Thursday, February 22, 2018

February 22nd, 2018

Candace asked this morning if she could be with me for the operation. I don't think she understood that she wouldn't be allowed in the room. But Mom said she'd be welcome to stay with her while I was in. Since Hal was going to stop by this morning anyway I texted him and asked him to pick Candace up. And they were both able to join me when I was admitted to the hospital.

Hal couldn't stay long since he had class, but it was nice having him here. Candace looks like more of a wreck than Mom does. She's been great though, offering to get coffee or snacks or anything we need. I don't think Mom's let go of me since we got here. Even now her hand is resting on my leg.
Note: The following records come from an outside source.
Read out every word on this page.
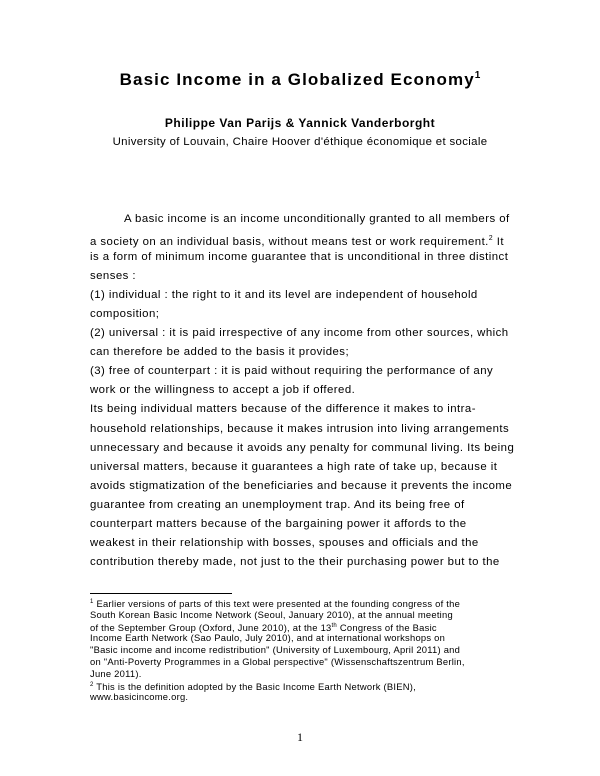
Basic Income in a Globalized Economy$^1$
Philippe Van Parijs & Yannick Vanderborght
University of Louvain, Chaire Hoover d'éthique économique et sociale
A basic income is an income unconditionally granted to all members of
a society on an individual basis, without means test or work requirement.$^2$ It
is a form of minimum income guarantee that is unconditional in three distinct
senses :
(1) individual : the right to it and its level are independent of household
composition;
(2) universal : it is paid irrespective of any income from other sources, which
can therefore be added to the basis it provides;
(3) free of counterpart : it is paid without requiring the performance of any
work or the willingness to accept a job if offered.
Its being individual matters because of the difference it makes to intra-
household relationships, because it makes intrusion into living arrangements
unnecessary and because it avoids any penalty for communal living. Its being
universal matters, because it guarantees a high rate of take up, because it
avoids stigmatization of the beneficiaries and because it prevents the income
guarantee from creating an unemployment trap. And its being free of
counterpart matters because of the bargaining power it affords to the
weakest in their relationship with bosses, spouses and officials and the
contribution thereby made, not just to the their purchasing power but to the
$^1$ Earlier versions of parts of this text were presented at the founding congress of the
South Korean Basic Income Network (Seoul, January 2010), at the annual meeting
of the September Group (Oxford, June 2010), at the 13th Congress of the Basic
Income Earth Network (Sao Paulo, July 2010), and at international workshops on
"Basic income and income redistribution" (University of Luxembourg, April 2011) and
on "Anti-Poverty Programmes in a Global perspective" (Wissenschaftszentrum Berlin,
June 2011).
$^2$ This is the definition adopted by the Basic Income Earth Network (BIEN),
www.basicincome.org.
1
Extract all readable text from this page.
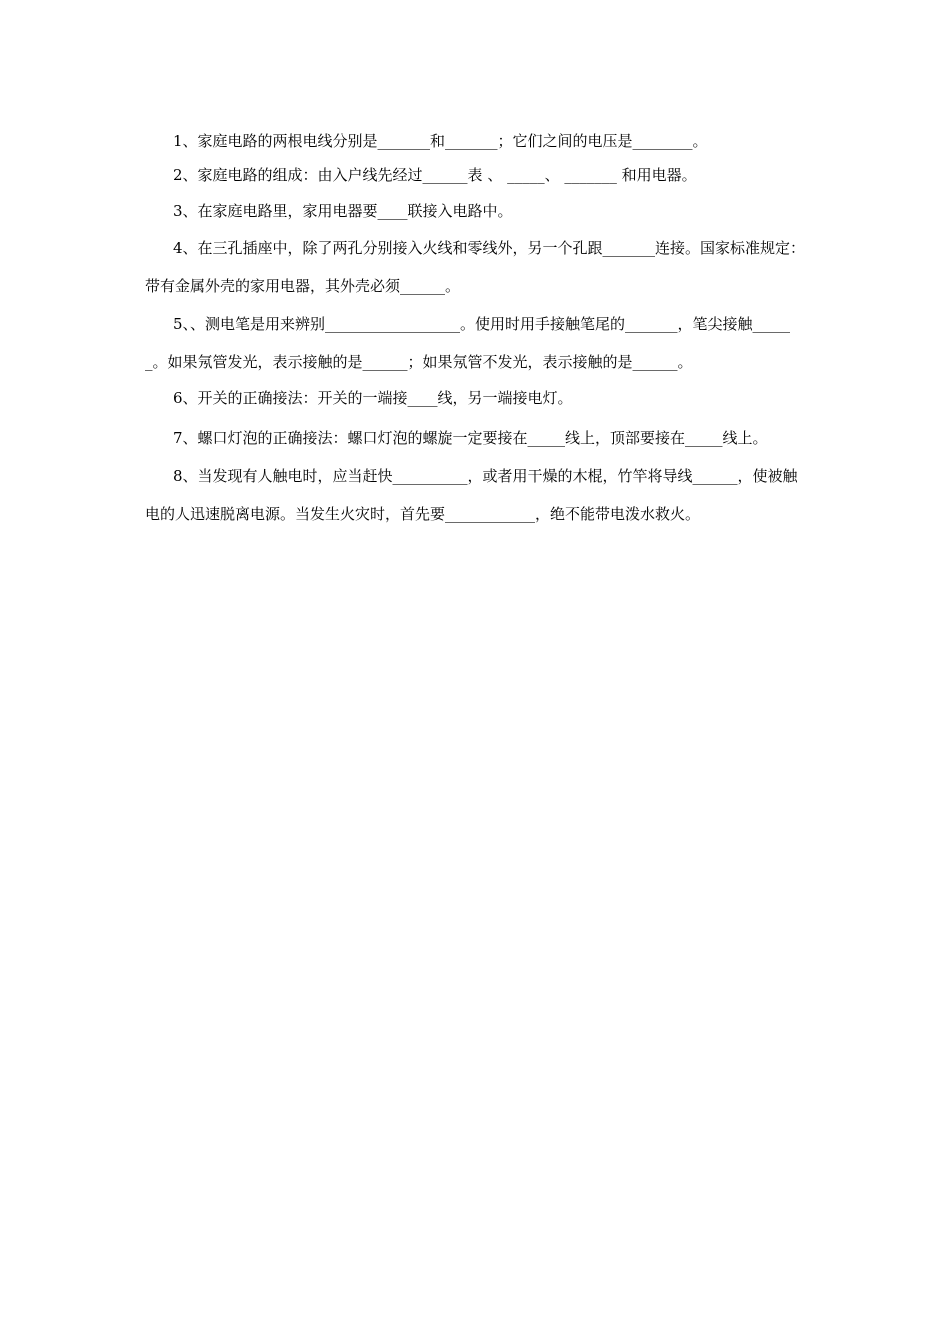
1、家庭电路的两根电线分别是_______和_______；它们之间的电压是________。

2、家庭电路的组成：由入户线先经过______表 、 _____、 _______ 和用电器。

3、在家庭电路里，家用电器要____联接入电路中。

4、在三孔插座中，除了两孔分别接入火线和零线外，另一个孔跟_______连接。国家标准规定：带有金属外壳的家用电器，其外壳必须______。

5、、测电笔是用来辨别__________________。使用时用手接触笔尾的_______，笔尖接触______。如果氖管发光，表示接触的是______；如果氖管不发光，表示接触的是______。

6、开关的正确接法：开关的一端接____线，另一端接电灯。

7、螺口灯泡的正确接法：螺口灯泡的螺旋一定要接在_____线上，顶部要接在_____线上。

8、当发现有人触电时，应当赶快__________，或者用干燥的木棍，竹竿将导线______，使被触电的人迅速脱离电源。当发生火灾时，首先要____________，绝不能带电泼水救火。
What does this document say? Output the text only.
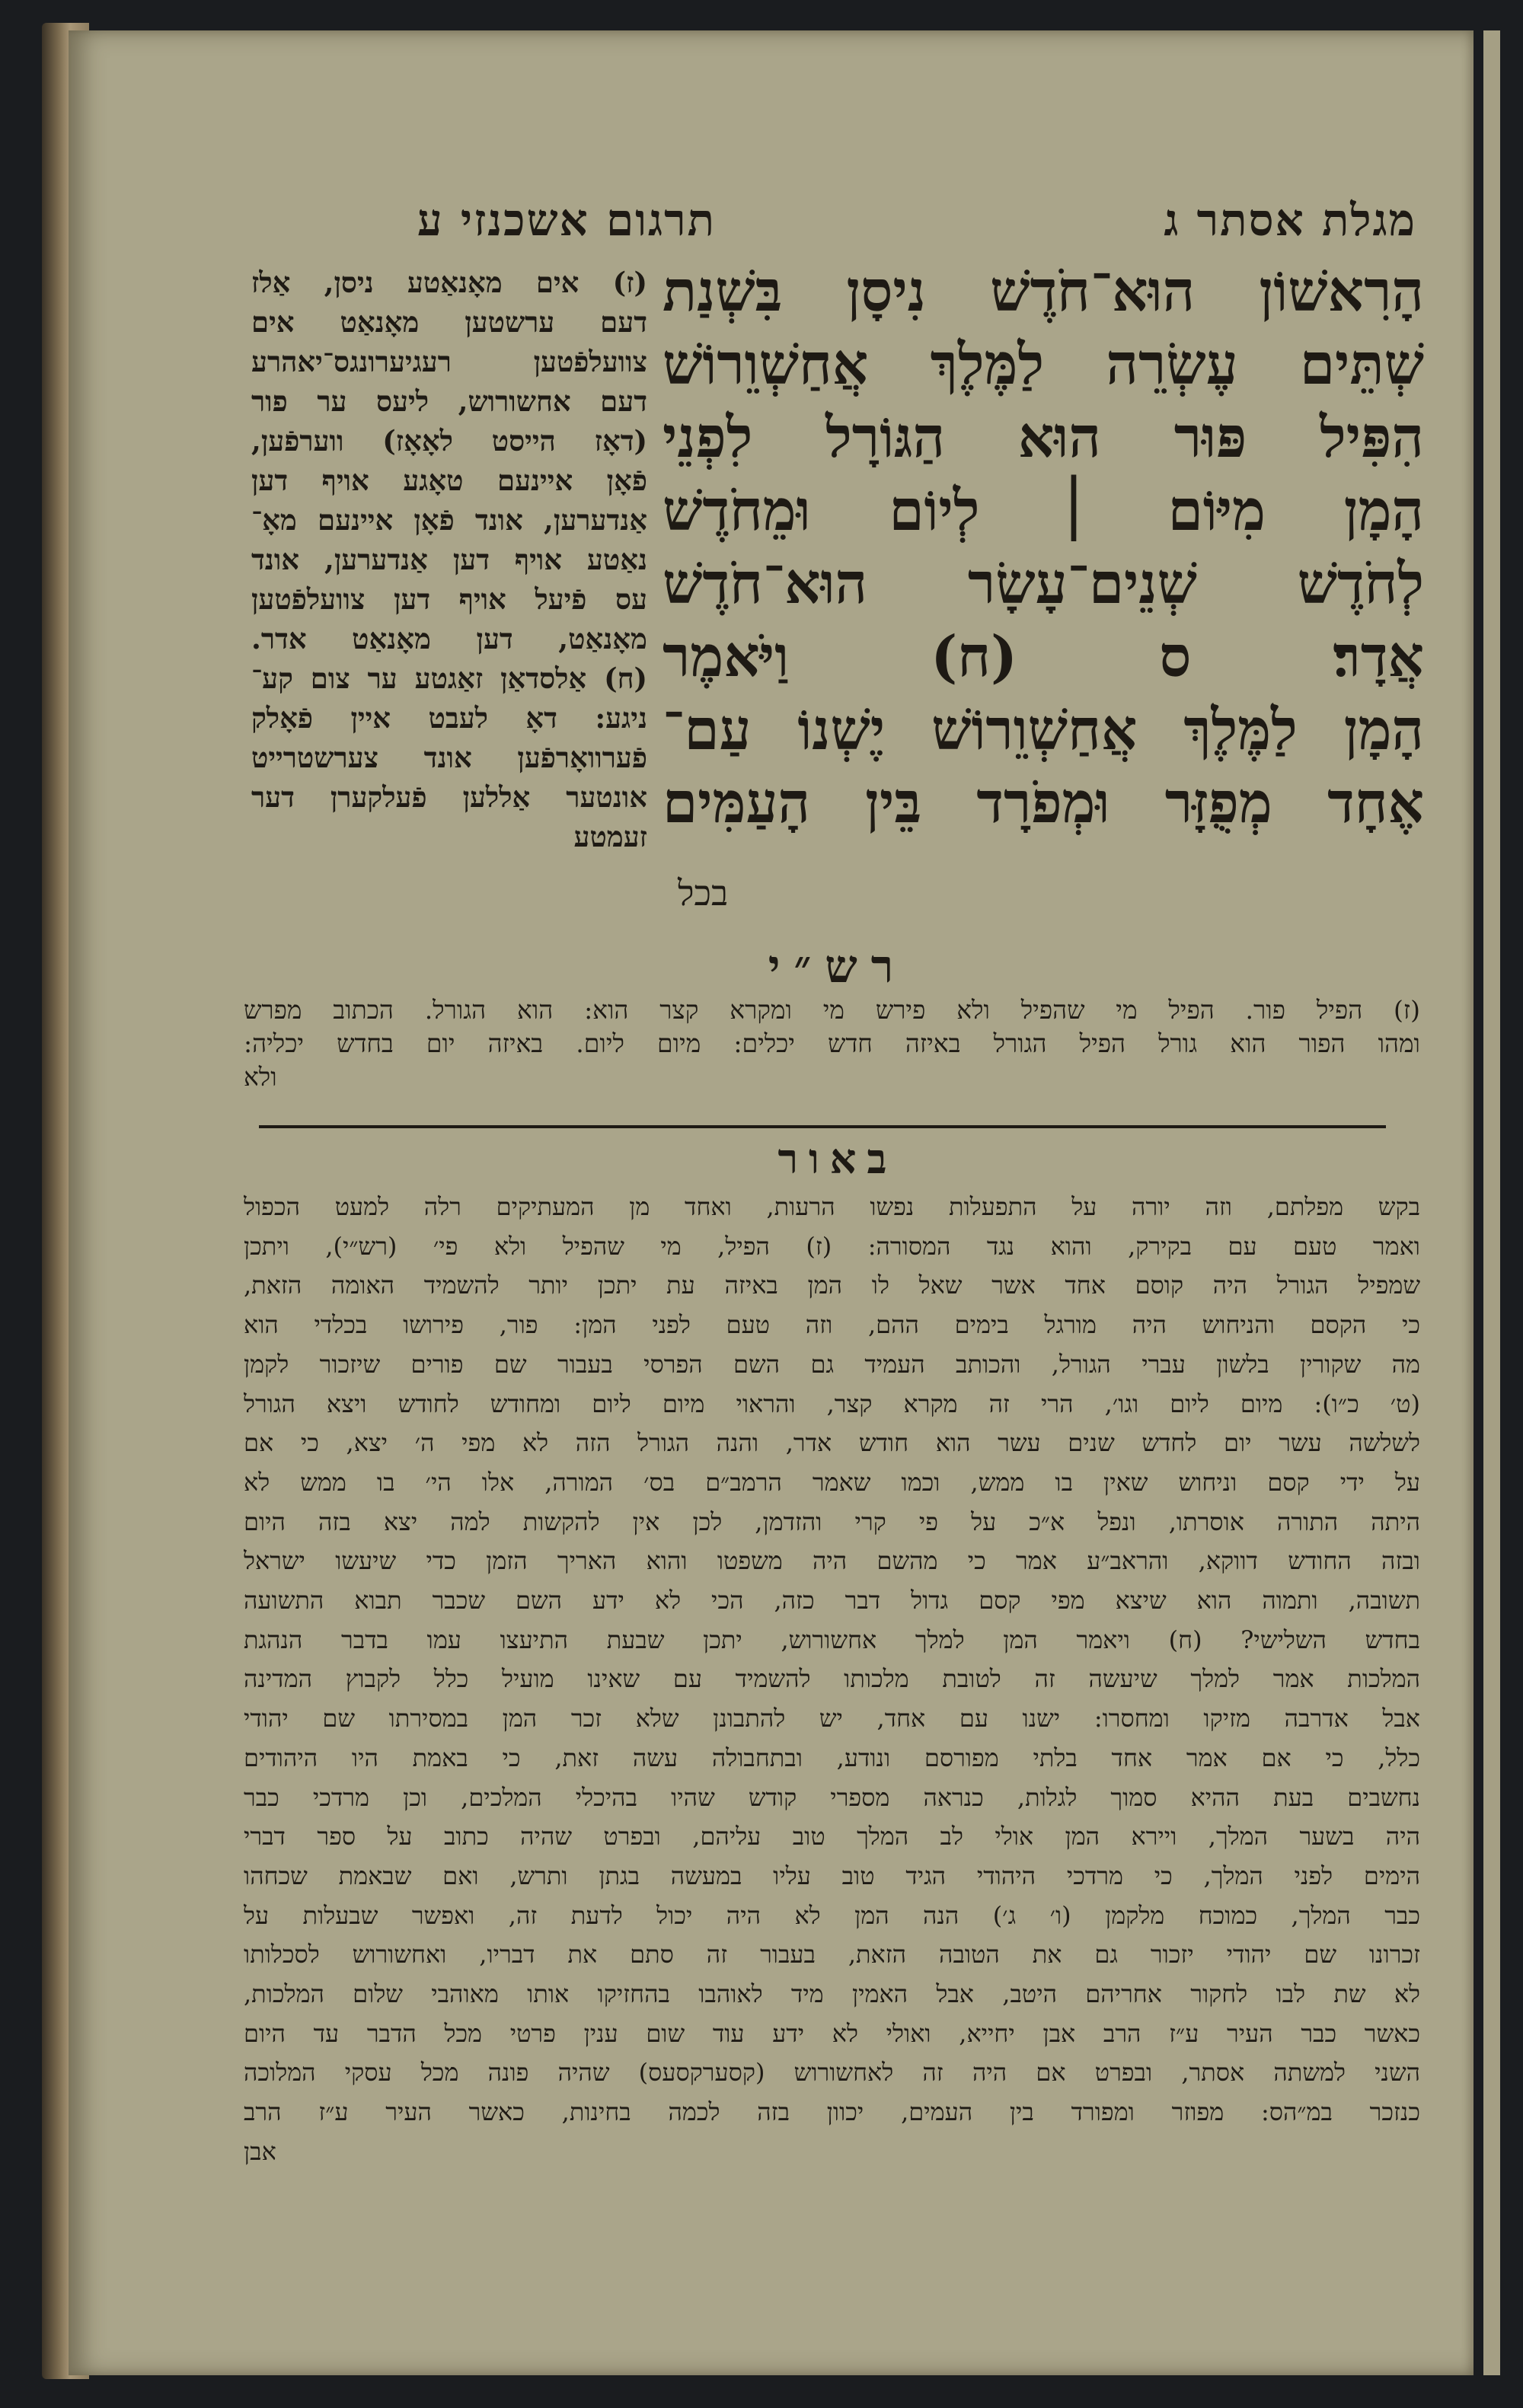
מגלת אסתר ג
תרגום אשכנזי ע
הָרִאשׁוֹן הוּא־חֹדֶשׁ נִיסָן בִּשְׁנַת
שְׁתֵּים עֶשְׂרֵה לַמֶּלֶךְ אֲחַשְׁוֵרוֹשׁ
הִפִּיל פּוּר הוּא הַגּוֹרָל לִפְנֵי
הָמָן מִיּוֹם ׀ לְיוֹם וּמֵחֹדֶשׁ
לְחֹדֶשׁ שְׁנֵים־עָשָׂר הוּא־חֹדֶשׁ
אֲדָר׃ ס (ח) וַיֹּאמֶר
הָמָן לַמֶּלֶךְ אֲחַשְׁוֵרוֹשׁ יֶשְׁנוֹ עַם־
אֶחָד מְפֻזָּר וּמְפֹרָד בֵּין הָעַמִּים
בכל
(ז) אים מאָנאַטע ניסן, אַלז
דעם ערשטען מאָנאַט אים
צוועלפֿטען רעגיערונגס־יאהרע
דעם אחשורוש, ליעס ער פור
(דאָז הייסט לאָאָז) ווערפֿען,
פֿאָן איינעם טאָגע אויף דען
אַנדערען, אונד פֿאָן איינעם מאָ־
נאַטע אויף דען אַנדערען, אונד
עס פֿיעל אויף דען צוועלפֿטען
מאָנאַט, דען מאָנאַט אדר.
(ח) אַלסדאַן זאַגטע ער צום קע־
ניגע: דאָ לעבט איין פֿאָלק
פֿערוואָרפֿען אונד צערשטרייט
אונטער אַללען פֿעלקערן דער
זעמטע
רש״י
(ז) הפיל פור. הפיל מי שהפיל ולא פירש מי ומקרא קצר הוא: הוא הגורל. הכתוב מפרש
ומהו הפור הוא גורל הפיל הגורל באיזה חדש יכלים: מיום ליום. באיזה יום בחדש יכליה:
ולא
באור
בקש מפלתם, וזה יורה על התפעלות נפשו הרעות, ואחד מן המעתיקים רלה למעט הכפול
ואמר טעם עם בקירק, והוא נגד המסורה: (ז) הפיל, מי שהפיל ולא פי׳ (רש״י), ויתכן
שמפיל הגורל היה קוסם אחד אשר שאל לו המן באיזה עת יתכן יותר להשמיד האומה הזאת,
כי הקסם והניחוש היה מורגל בימים ההם, וזה טעם לפני המן: פור, פירושו בכלדי הוא
מה שקורין בלשון עברי הגורל, והכותב העמיד גם השם הפרסי בעבור שם פורים שיזכור לקמן
(ט׳ כ״ו): מיום ליום וגו׳, הרי זה מקרא קצר, והראוי מיום ליום ומחודש לחודש ויצא הגורל
לשלשה עשר יום לחדש שנים עשר הוא חודש אדר, והנה הגורל הזה לא מפי ה׳ יצא, כי אם
על ידי קסם וניחוש שאין בו ממש, וכמו שאמר הרמב״ם בס׳ המורה, אלו הי׳ בו ממש לא
היתה התורה אוסרתו, ונפל א״כ על פי קרי והזדמן, לכן אין להקשות למה יצא בזה היום
ובזה החודש דווקא, והראב״ע אמר כי מהשם היה משפטו והוא האריך הזמן כדי שיעשו ישראל
תשובה, ותמוה הוא שיצא מפי קסם גדול דבר כזה, הכי לא ידע השם שכבר תבוא התשועה
בחדש השלישי? (ח) ויאמר המן למלך אחשורוש, יתכן שבעת התיעצו עמו בדבר הנהגת
המלכות אמר למלך שיעשה זה לטובת מלכותו להשמיד עם שאינו מועיל כלל לקבוץ המדינה
אבל אדרבה מזיקו ומחסרו: ישנו עם אחד, יש להתבונן שלא זכר המן במסירתו שם יהודי
כלל, כי אם אמר אחד בלתי מפורסם ונודע, ובתחבולה עשה זאת, כי באמת היו היהודים
נחשבים בעת ההיא סמוך לגלות, כנראה מספרי קודש שהיו בהיכלי המלכים, וכן מרדכי כבר
היה בשער המלך, ויירא המן אולי לב המלך טוב עליהם, ובפרט שהיה כתוב על ספר דברי
הימים לפני המלך, כי מרדכי היהודי הגיד טוב עליו במעשה בגתן ותרש, ואם שבאמת שכחהו
כבר המלך, כמוכח מלקמן (ו׳ ג׳) הנה המן לא היה יכול לדעת זה, ואפשר שבעלות על
זכרונו שם יהודי יזכור גם את הטובה הזאת, בעבור זה סתם את דבריו, ואחשורוש לסכלותו
לא שת לבו לחקור אחריהם היטב, אבל האמין מיד לאוהבו בהחזיקו אותו מאוהבי שלום המלכות,
כאשר כבר העיר ע״ז הרב אבן יחייא, ואולי לא ידע עוד שום ענין פרטי מכל הדבר עד היום
השני למשתה אסתר, ובפרט אם היה זה לאחשורוש (קסערקסעס) שהיה פונה מכל עסקי המלוכה
כנזכר במ״הס: מפוזר ומפורד בין העמים, יכוון בזה לכמה בחינות, כאשר העיר ע״ז הרב
אבן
I'm feeling stoic, I think would be the best word. I can feel my system altered without my meds, it's like I'm in a constant state of going into an attack. Not quite nauseous, more like I'm sitting in a boat on water. And to be honest, I haven't let go of Mom all day either. In many ways she's been holding me up. I know what's coming, and any fear or nervousness I should feel is gone. Now I'm just waiting for it to happen.

And that's what's happening now. It's still early in the day, we just had a small lunch. I'm just waiting for staff to come get me. So I decided to write in my journal a bit, I expect afterward I'm not going to want to do much.

Max couldn't be here, though she texted me saying she wished she could. She said she'll try to stop by later just to check in on me. Likewise, Dad has work. But he'll come over after he gets off.

Dr. Laurie just poked his head into the room to let us know they're coming.